Loren’s Leadership Styles
I modulated my leadership style according to the constituents’ needs and the environmental factors. The three leadership styles I combined were: participative, transformational, and autocratic however – my leadership philosophy, love your neighbor, does not change. I found this consistent and adaptive approach to be highly effective in building relationships that enabled peak performance while working in the US, Iraq, and Asia.
When I was leading experienced Bargaining Union -type employees at the Baghdad International Airport control node my subordinates already knew what to do, so I just provided support. An example was preparing special recognition for key IT stakeholders outside of our small element to embolden the spirit of cooperation. I also found it was important to give employees additional personal time if that was important to them.
As a human resources recruiting director, I led more that twenty Soldiers in a very large part of Northern Nevada. Because of the thousands of miles spanning our recruiting area, I chose to inspire my recruiters with an overall vision and “leader’s intent”. I was fortunate that these Solders had extensive training in the art of sales, so they could operate based solely on intent. This is similar to a virtual team concept. Employees will move mountains once they know you have complete faith in their knowledge and abilities.
Used only when a safety, legal, or ethical “loss” is imminent do I become directive: this most commonly came into play during aviation operations. One example is when a Hawai’i National Guard Soldier sustained a head injury in a vehicle accident in the remote and dangerous South Asian Island of Sulu. With a patient in critical condition, I quickly directed air and ground ambulances to support the evacuation to a brain surgeon we had met with in the previous month. The stakeholder development and team development paid off by saving a life.
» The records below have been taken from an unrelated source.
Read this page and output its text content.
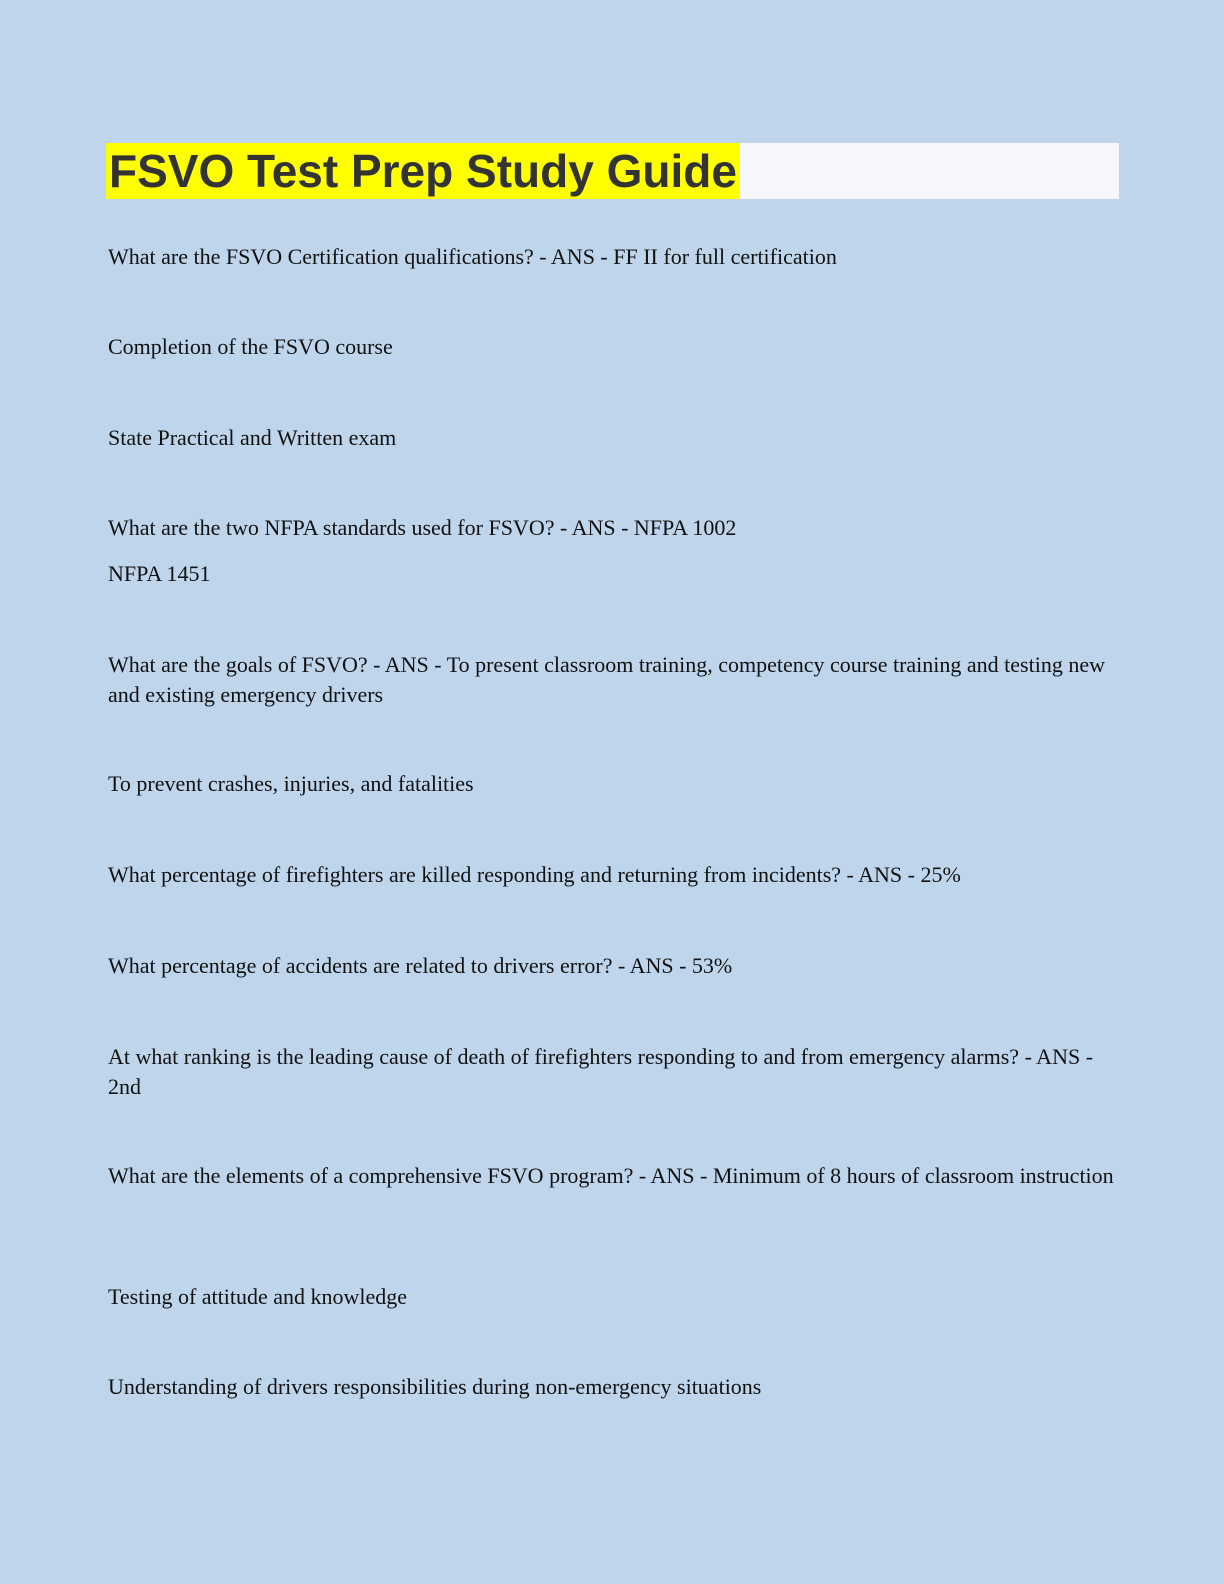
FSVO Test Prep Study Guide

What are the FSVO Certification qualifications? - ANS - FF II for full certification

Completion of the FSVO course

State Practical and Written exam

What are the two NFPA standards used for FSVO? - ANS - NFPA 1002

NFPA 1451

What are the goals of FSVO? - ANS - To present classroom training, competency course training and testing new and existing emergency drivers

To prevent crashes, injuries, and fatalities

What percentage of firefighters are killed responding and returning from incidents? - ANS - 25%

What percentage of accidents are related to drivers error? - ANS - 53%

At what ranking is the leading cause of death of firefighters responding to and from emergency alarms? - ANS - 2nd

What are the elements of a comprehensive FSVO program? - ANS - Minimum of 8 hours of classroom instruction

Testing of attitude and knowledge

Understanding of drivers responsibilities during non-emergency situations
One of my colleagues uses the acronym ESID – Every Situation Is Different, and I believe that. The most important leadership moment is the time between receipt of communication and your choice of feedback. Pause to think, decide which leadership style to use, and lead decisively. My job as a leader is to find out what people need to feel safe and give it to them. Personality profiles such as the DISC assessment (EverythingDiSC) give clues about what fellow humans need to feel safe and thus serve from the heart.